There's an NDB approach to one end and a GNSS (Canadian for GPS) to the other. The wind is pretty much straight across the field, so I can pick either one. I'd pick the NDB, because NDB tracking is fun, especially on a windy day like this, but I got my NOTAMs like a good little pilot this morning and I recall that the NDB was NOTAMed unserviceable. The GNSS it is. I'm too high when I turn on, and remain too high and too fast for any kind of controlled approach until about two hundred feet and then do that thing I learned to do when I frequented an airport with a lot of military traffic where the controllers frequently asked me to maintain an approach speed higher than my gear speed: I plummet towards the runway until about two hundred feet agl, then pull up my nose to bleed speed. I climb, but when I lower my nose again I'm going 120 kts, with the gear and two notches of flaps deployed, ready to land. The boss says he's impressed. I feel guilty. It's a silly trick, and not a substitute for a well-planned descent, but for operational reasons were overhead the airport at 16,500' when we began our descent, and I really have to pee. The regs say I need six approaches to minima: doesn't say anything about them needing to be GOOD approaches. I promise to to better ones later.

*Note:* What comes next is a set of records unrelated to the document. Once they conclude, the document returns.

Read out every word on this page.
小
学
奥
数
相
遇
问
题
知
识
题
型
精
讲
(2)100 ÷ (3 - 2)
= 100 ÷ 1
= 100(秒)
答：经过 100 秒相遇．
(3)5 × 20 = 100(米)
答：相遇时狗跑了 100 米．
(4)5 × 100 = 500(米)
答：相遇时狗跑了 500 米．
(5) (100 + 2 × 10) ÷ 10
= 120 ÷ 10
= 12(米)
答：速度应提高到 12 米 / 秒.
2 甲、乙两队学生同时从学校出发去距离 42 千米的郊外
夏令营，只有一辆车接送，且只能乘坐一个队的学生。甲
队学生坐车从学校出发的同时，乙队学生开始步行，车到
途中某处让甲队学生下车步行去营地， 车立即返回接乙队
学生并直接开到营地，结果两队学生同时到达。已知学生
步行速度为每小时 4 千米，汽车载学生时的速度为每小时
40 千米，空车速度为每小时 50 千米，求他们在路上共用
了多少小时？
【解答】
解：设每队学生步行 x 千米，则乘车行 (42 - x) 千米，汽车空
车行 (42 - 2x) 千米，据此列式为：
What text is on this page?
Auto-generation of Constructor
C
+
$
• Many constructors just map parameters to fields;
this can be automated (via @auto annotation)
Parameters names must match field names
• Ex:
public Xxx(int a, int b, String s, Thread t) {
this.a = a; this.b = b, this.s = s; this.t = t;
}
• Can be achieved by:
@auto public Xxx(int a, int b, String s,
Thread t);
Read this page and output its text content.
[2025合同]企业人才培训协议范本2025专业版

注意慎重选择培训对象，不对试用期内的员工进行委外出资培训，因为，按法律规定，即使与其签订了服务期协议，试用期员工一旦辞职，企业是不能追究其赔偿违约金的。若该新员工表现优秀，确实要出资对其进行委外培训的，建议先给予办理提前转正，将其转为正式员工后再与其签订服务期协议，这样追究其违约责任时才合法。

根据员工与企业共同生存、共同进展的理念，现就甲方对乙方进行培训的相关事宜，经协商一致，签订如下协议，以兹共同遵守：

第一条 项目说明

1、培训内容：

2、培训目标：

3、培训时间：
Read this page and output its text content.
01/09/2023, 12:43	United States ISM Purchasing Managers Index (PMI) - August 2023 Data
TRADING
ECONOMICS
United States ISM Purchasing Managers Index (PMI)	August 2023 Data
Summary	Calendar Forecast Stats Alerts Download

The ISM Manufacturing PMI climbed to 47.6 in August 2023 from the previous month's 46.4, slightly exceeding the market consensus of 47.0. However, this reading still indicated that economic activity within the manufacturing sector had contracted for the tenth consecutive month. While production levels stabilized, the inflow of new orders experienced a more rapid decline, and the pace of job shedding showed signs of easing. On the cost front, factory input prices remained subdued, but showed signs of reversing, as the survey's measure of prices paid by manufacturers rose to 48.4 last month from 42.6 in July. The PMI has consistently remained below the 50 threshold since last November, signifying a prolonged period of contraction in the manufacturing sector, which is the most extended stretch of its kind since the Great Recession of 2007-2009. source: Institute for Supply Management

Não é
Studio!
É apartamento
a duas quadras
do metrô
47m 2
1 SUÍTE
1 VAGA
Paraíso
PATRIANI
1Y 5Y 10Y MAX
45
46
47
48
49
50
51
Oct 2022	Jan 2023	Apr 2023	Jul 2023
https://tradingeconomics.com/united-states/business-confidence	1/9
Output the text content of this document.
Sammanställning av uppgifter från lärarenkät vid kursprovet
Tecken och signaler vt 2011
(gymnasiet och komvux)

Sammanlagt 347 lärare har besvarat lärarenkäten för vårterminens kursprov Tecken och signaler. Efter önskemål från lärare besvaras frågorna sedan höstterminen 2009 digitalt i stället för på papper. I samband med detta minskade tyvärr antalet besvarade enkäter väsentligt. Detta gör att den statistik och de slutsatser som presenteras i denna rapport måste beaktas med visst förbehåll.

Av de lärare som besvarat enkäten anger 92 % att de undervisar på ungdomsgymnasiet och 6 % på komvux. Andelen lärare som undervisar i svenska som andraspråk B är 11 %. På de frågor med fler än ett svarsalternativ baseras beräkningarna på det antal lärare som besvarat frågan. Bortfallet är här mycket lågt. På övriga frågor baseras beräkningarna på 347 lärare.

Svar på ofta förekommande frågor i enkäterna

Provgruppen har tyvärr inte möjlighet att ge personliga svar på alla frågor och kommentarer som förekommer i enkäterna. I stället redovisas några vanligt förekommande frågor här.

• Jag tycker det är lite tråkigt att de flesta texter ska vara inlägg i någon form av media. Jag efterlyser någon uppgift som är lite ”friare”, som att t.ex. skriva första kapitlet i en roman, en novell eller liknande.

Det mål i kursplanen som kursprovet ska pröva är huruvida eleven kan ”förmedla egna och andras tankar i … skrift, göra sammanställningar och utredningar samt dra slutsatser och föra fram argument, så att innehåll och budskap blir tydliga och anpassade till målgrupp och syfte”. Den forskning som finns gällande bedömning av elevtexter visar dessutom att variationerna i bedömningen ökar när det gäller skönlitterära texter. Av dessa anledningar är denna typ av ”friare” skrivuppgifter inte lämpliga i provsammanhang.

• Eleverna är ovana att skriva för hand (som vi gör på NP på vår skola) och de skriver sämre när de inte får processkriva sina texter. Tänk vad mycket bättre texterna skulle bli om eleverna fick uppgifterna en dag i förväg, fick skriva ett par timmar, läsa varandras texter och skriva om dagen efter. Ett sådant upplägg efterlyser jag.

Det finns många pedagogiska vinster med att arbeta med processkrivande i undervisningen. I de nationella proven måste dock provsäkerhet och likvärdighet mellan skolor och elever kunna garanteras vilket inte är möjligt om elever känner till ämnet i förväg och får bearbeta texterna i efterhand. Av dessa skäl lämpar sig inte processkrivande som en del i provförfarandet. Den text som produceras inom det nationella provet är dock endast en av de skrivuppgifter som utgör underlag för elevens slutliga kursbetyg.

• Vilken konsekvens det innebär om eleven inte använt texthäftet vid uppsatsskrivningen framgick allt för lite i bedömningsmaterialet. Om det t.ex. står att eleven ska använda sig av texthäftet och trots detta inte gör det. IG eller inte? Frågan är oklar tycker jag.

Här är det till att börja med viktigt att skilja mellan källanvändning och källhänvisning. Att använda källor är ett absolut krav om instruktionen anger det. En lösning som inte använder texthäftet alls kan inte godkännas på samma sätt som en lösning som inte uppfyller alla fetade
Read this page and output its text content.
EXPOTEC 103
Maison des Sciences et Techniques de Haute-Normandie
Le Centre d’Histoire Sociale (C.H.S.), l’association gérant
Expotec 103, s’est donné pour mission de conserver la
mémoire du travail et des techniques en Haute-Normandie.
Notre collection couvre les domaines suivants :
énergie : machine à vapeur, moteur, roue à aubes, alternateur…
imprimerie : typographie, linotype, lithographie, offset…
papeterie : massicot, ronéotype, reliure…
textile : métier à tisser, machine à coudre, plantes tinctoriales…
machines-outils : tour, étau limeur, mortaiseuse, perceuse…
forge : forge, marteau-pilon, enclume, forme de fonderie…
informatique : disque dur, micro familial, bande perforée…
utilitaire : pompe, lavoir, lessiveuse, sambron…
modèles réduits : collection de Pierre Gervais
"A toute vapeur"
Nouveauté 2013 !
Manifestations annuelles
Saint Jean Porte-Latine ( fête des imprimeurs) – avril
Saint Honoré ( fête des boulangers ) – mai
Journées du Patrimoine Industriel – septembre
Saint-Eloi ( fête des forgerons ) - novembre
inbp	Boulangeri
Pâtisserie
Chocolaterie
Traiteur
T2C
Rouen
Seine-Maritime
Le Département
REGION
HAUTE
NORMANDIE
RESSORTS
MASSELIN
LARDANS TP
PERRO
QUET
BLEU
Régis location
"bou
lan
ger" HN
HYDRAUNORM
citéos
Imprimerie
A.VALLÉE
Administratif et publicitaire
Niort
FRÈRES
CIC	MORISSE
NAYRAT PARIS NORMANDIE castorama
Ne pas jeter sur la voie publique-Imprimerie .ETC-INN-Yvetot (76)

The airplane is very easy to handle in a crosswind and crosswind landings are usually a non-event, with only the tiniest delay between contact for the into wind and out of wind wheels, even on those days where ATC volunteers two separate wind checks on final.
This airport is has a little chain hanging from posts near the parking lot to keep you from driving your car onto the apron, but no more significant airport security. That kind of town. We call a cab. It shows, eventually, according to the local definition of "right away." As the driver unlocks the trunk for us, I see a Christian fish symbol on the car. I don't have a problem with religious symbols on my cabs. In Vancouver they all seem to have Sikh symbols on them. But this fish turns out to have a greater significance. A strong fishy odour emanates from the back of the cab. I guess the last customers were up here fishing. The back seat has the same redolence. Apparently a passenger left behind a very small box of bait fish and it took a few days after the smell started for them to find it down the back of the trunk. Most of their fares don't use the trunk. The cab driver is telling this story as if the smell is in the past tense, but it's still very much present. Her nose must be just inured to it.